Einer der Polizisten hämmerte mit der Faust gegen die Tür.
»Polizei!«, rief er. »Öffnen Sie, sonst brechen wir die Tür auf.«
Sie gaben der Person zehn Sekunden Zeit. Der Mann mit dem Rammbock machte sich bereit, schwang ihn mit beiden Händen zurück und dann gegen die Tür. Holz splitterte. Die Tür wurde eingeschlagen und blieb an den Angeln hängen. Das gesamte Kommando stürmte mit gezückten Waffen in die Wohnung.
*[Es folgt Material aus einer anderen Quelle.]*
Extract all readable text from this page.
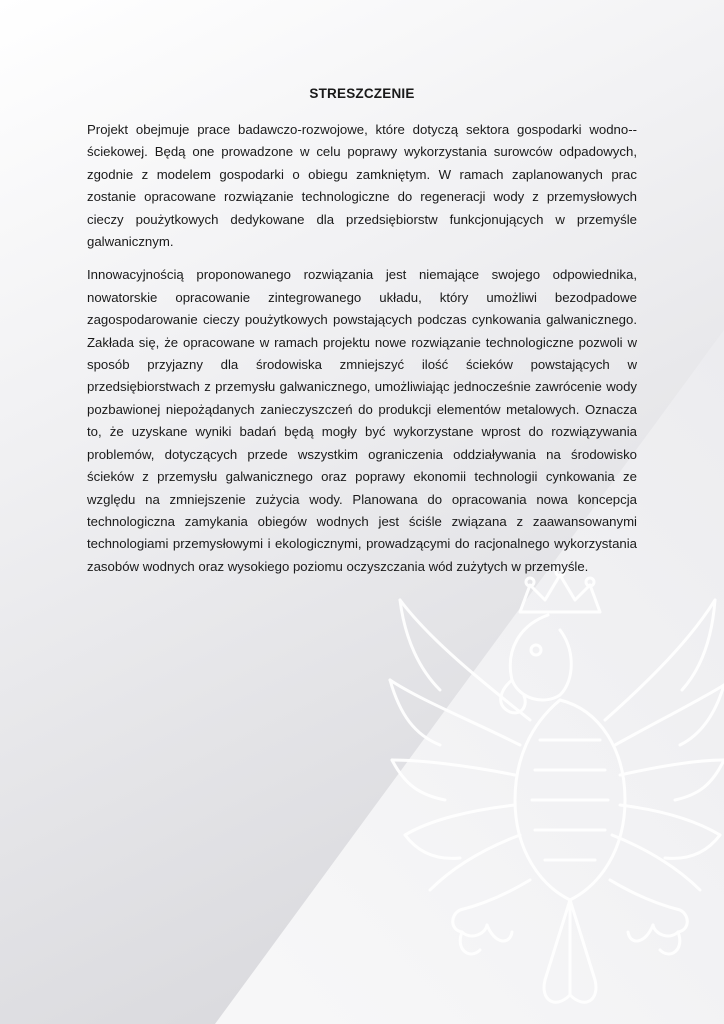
STRESZCZENIE

Projekt obejmuje prace badawczo-rozwojowe, które dotyczą sektora gospodarki wodno--ściekowej. Będą one prowadzone w celu poprawy wykorzystania surowców odpadowych, zgodnie z modelem gospodarki o obiegu zamkniętym. W ramach zaplanowanych prac zostanie opracowane rozwiązanie technologiczne do regeneracji wody z przemysłowych cieczy poużytkowych dedykowane dla przedsiębiorstw funkcjonujących w przemyśle galwanicznym.

Innowacyjnością proponowanego rozwiązania jest niemające swojego odpowiednika, nowatorskie opracowanie zintegrowanego układu, który umożliwi bezodpadowe zagospodarowanie cieczy poużytkowych powstających podczas cynkowania galwanicznego. Zakłada się, że opracowane w ramach projektu nowe rozwiązanie technologiczne pozwoli w sposób przyjazny dla środowiska zmniejszyć ilość ścieków powstających w przedsiębiorstwach z przemysłu galwanicznego, umożliwiając jednocześnie zawrócenie wody pozbawionej niepożądanych zanieczyszczeń do produkcji elementów metalowych. Oznacza to, że uzyskane wyniki badań będą mogły być wykorzystane wprost do rozwiązywania problemów, dotyczących przede wszystkim ograniczenia oddziaływania na środowisko ścieków z przemysłu galwanicznego oraz poprawy ekonomii technologii cynkowania ze względu na zmniejszenie zużycia wody. Planowana do opracowania nowa koncepcja technologiczna zamykania obiegów wodnych jest ściśle związana z zaawansowanymi technologiami przemysłowymi i ekologicznymi, prowadzącymi do racjonalnego wykorzystania zasobów wodnych oraz wysokiego poziomu oczyszczania wód zużytych w przemyśle.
Blix blieb stehen. Die Kommandorufe verrieten, was vor sich ging:
»Polizei! Keine Bewegung!«
Danach:
»Legen Sie sich hin! Die Arme zur Seite.«
Es vergingen ein paar Sekunden, dann kam die Nachricht über Funk.
»Ein Mann festgenommen. Wohnung gesichert.«
Blix ging die letzten Stufen hoch und betrat gemeinsam mit Valk die Wohnung. Sie stiegen über Computerteile, die auf dem Flur lagen, und gingen ins Wohnzimmer. Einige der Kommandobeamten hatten ihre Helme abgenommen.
Martin Hikes lag auf dem Boden, die Arme mit Handschellen auf dem Rücken gefesselt. Er trug eine dreckige Jeans und einen schwarzen Kapuzenpulli. Dann wurde er hochgezogen und auf einen Sessel gesetzt. Die Haare hingen ihm ins Gesicht, und eine dicke Brille thronte schief auf seiner Nase. Er wirkte apathisch.
»Was soll das?«, stammelte er.
»Schießerei im Geitmyrsveien«, bekam er als Antwort.
»Schießerei?« Martin Hikes schüttelte den Kopf. »Das war ich nicht. Ich mag keine Waffen.«
Der Leiter des Einsatzkommandos richtete sich an Blix.
»Wollen Sie hier mit ihm reden, oder sollen wir ihn ins Präsidium bringen?«
»Nehmen Sie ihn mit«, sagte Valk und wandte sich an Blix. »Ich kümmere mich darum.«
Zwei Männer zogen Hikes auf die Beine und führten ihn aus der Wohnung. Blix blieb stehen und sah dem mageren Mann nach. Etwas sagte ihm, dass sie einer falschen Fährte folgten und das Attentat auf Kovic nichts mit einem schiefgelaufenen Einbruch zu tun hatte.